Introducing queer musician & producer Susan Bear (FKA Good Dog), a much respected and sought-after stalwart of the Scottish music scene and a lynchpin of Lost Map Records. Whether as bassist and keyboardist, producer, songwriter, sound-designer, or something in between, Suse has variously worked with Lost Map artists including Tuff Love, Pictish Trail and Martha Ffion, as well as The Pastels, Tracyanne & Danny, Malcolm Middleton, Poster Paints, Karine Polwart, Amunda (Bossy Love) and on a variety of theatre projects.

Susan Bear’s debut album Creature – released under her previous moniker, Good Dog, and featuring the widely Spotify playlisted track ‘Floating’ – was released in 2020 (“Gentle, dreamy mood music” – The Scotsman). Its 15 tracks represent, explains Suse, “kind of a diary of my 20s”.

A 10-track album, Alter, followed in June 2022. Played, recorded, produced and mixed entirely by Suse in her Glasgow studio, it included the singles, ‘Mario Golf 2’, ‘Swimming Lessons’ and ‘M6’ - a hazy lo-fi pop gem about reflecting on bad decisions in the past, and “observing memories from a safe place (the present)” - which received support at BBC Radio from folks such as Radcliffe & Maconie, Amy Lamé, Vic Galloway and Roddy Hart. In a Lost Map label profile by Bandcamp Daily, writer Will Ainsley singled out Alter as a personal favourite. “There are so many excellent things put out by Lost Map,” he wrote, “but Alter has my heart.”

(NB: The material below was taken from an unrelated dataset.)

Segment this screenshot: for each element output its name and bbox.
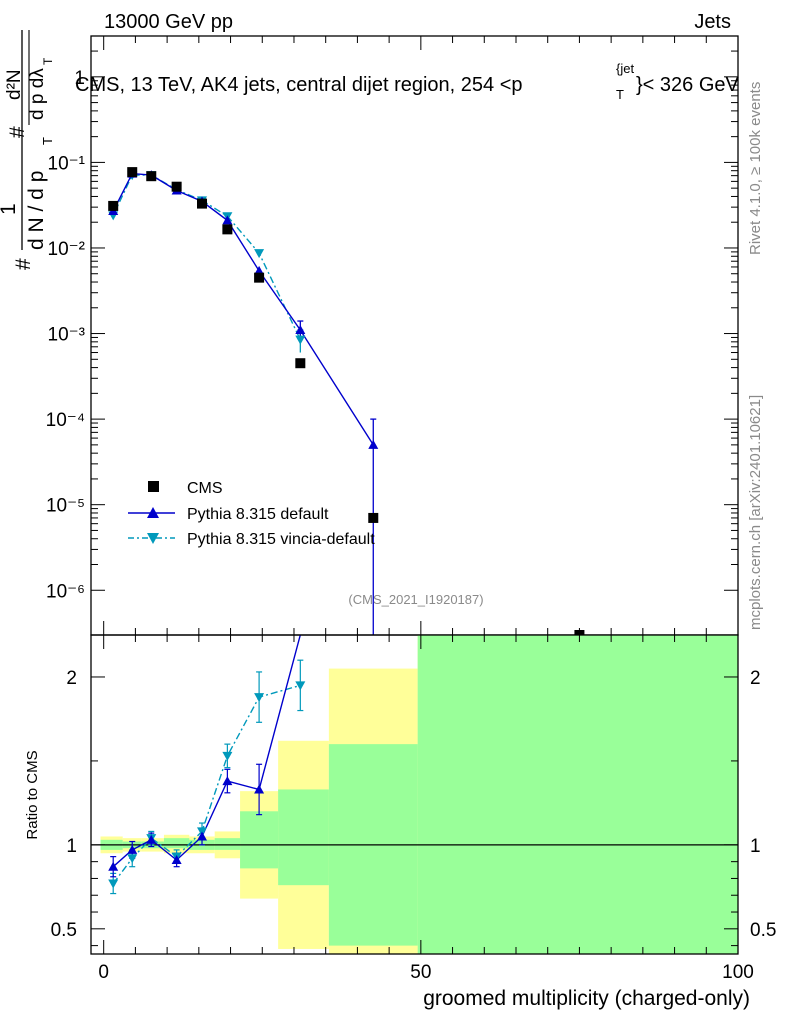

Suse’s third album, Algorithmic Mood Music, due for release on 28th June 2024, sees her kick things in a whole new direction, with a record that’s all about “my relationship with music and making music,” as she puts it. Written and recorded in dribs and drabs over three years, it was totally self-made in her home studio, like all of Suse’s music to date has been. The title is a sarcastic reference to the way so much music today is designed to satisfy streaming service algorithms, by rounding off all the rough edges, and reducing complex and messy human emotions to one-size-fits-all phoney feelings. 

“I usually make quite genre mixed albums,” says Suse, “and in today’s world MOOD MUSIC (music all of a similar genre and instrumentation) does well on streaming services, as it works in the background of doing tasks rather than for active listening, so it can be streamed in the millions. There are also quite a few tracks on this that are probably less ‘song-y’ than I usually make, so it’s maybe a bit more mood-music-y than usual.”